Movie Review: Chloe Grace Moretz is pregnant and on the run, “Mother/Android”

The first grabber moment comes during a college party at a wealthy friend’s house, the perfect place for (Chloe Grace Moretz) to be just after she’s urinated on a stick. She and boyfriend Sam (Algee Smith of “Detroit”) may be shocked. He may be rattled that his rushed proposal has been shot down. She’s upset because, as she tells a friend, she’s got this problem and she’s not even sure he’s who she wants to be with.

Maybe we noticed the waiter whose reflexes are entirely too quick for a beer pong ping pong ball hurled his way as he efficiently works the room with drinks and tidying up duties.

A noise, a flickering of the lights, and “the event” begins. That waiter starts slaughtering all the privileged kids who have paid him no mind all night. All over the city, all over the world, lights are going on, screams are piercing the night sky. The androids who make life easy have started their own Judgement Day. It’s the robot uprising.

Pregnant Georgia and a guy she’s not even sure she loves and can depend on are on the run, scrambling to survive, to make their way to this or that rumored safe harbor — Boston? Korea? — and to get help delivering that baby on board.

Writer-director Mattson Tomlin’s “Mother/Android” is a straight up mash-up, “Terminator” meets “Children of Men.”

Human babies are rare things, which is what the whole “sanctuary” in Korea is about. They’ve been through the zombie apocalypse (“Train to Busan”) and coped with monsters in the rivers (“The Host”). They’re more prepared for the robot apocalypse, I guess.

Tomlin takes us through the generic dystopian landscape of collapse and decay, an Army descended into Darwinian anarchy with survivors hiding in forests in “No Man’s Land” while trying to find their way in to the “fortress” that Boston has become.

Who can you trust to be human?
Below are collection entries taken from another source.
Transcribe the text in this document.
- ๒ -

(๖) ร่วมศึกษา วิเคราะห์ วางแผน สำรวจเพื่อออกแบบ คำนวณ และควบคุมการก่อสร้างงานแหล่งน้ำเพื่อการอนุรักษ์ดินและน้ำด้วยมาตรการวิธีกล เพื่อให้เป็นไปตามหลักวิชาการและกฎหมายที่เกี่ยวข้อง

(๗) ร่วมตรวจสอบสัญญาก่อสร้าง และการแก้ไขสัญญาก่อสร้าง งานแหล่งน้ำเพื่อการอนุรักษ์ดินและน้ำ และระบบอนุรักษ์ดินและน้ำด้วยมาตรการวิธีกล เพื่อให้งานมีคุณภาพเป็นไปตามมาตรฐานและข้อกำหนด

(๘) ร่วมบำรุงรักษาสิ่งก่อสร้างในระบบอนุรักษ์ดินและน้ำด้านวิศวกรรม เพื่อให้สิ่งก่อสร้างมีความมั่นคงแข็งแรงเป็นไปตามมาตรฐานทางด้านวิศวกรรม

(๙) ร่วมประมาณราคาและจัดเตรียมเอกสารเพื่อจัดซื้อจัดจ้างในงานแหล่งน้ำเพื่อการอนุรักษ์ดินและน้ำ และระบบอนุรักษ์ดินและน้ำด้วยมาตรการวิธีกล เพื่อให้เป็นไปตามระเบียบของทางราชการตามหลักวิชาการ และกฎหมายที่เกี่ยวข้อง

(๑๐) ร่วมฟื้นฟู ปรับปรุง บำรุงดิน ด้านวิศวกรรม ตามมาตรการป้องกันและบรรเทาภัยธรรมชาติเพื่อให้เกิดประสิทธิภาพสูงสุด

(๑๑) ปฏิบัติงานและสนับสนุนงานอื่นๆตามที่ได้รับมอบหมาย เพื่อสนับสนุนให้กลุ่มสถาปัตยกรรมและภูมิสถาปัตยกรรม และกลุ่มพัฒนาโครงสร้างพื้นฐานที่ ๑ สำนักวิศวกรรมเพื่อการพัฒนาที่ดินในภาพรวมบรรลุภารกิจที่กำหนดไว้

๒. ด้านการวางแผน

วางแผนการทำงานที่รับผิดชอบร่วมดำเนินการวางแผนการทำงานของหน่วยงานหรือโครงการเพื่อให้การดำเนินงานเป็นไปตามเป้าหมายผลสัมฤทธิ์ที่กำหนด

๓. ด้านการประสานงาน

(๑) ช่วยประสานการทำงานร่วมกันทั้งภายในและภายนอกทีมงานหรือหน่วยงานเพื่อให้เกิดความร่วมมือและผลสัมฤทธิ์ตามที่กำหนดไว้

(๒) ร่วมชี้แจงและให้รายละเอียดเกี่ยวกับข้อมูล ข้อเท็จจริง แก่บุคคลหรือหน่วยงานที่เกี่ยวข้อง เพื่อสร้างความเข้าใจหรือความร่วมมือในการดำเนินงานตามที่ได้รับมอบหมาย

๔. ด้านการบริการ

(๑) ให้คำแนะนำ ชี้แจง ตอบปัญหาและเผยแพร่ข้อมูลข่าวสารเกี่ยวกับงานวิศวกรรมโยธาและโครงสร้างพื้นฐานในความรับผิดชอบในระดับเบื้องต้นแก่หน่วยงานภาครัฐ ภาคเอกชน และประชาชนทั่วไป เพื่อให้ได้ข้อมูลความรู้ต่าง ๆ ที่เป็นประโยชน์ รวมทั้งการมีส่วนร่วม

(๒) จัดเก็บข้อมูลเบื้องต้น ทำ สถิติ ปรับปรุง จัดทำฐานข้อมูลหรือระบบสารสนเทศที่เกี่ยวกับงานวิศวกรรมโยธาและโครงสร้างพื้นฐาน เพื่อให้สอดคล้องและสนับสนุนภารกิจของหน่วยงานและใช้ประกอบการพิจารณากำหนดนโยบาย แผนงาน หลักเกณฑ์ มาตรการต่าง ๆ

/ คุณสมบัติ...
Are there humans you can actually trust?

Tomlin spent most of his screenwriting time working out the logic of a machine-driven takeover. Having no souls, no morals or sense of self-preservation, the electronic “hive” mind would work more like bees than zombies, the attainment of a group goal is paramount, “individuals” don’t matter. Machines don’t have angst over self-sacrifice.

Moretz can make most any character compelling, and we get little glimpses of Georgia’s self-preservation panic that should shift to protective mothering. But with no support system to reinforce that, are we still wired biologically to make that leap? The movies generally assume that to be the case. I don’t think “Mother/Android” does, which is an interesting twist.

Smith’s Sam has a simpler arc, a guy in love and acting out every chivalrous, heroic and self-sacrificing thing he can come up with to get baby and mother to safety. Sam gives us the sense that he’s making this up as he goes, maybe mimicking behavior he’s seen in movies. It’s “expected” of him.

As a filmmaker, Tomlin (“Solomon Grundy”) does a good job with the chases, violence and suspense. But he’s too reluctant to abandon the “Terminator” voice-over narration and hard-pressed to do much that’s new or interesting with this survival quest plot.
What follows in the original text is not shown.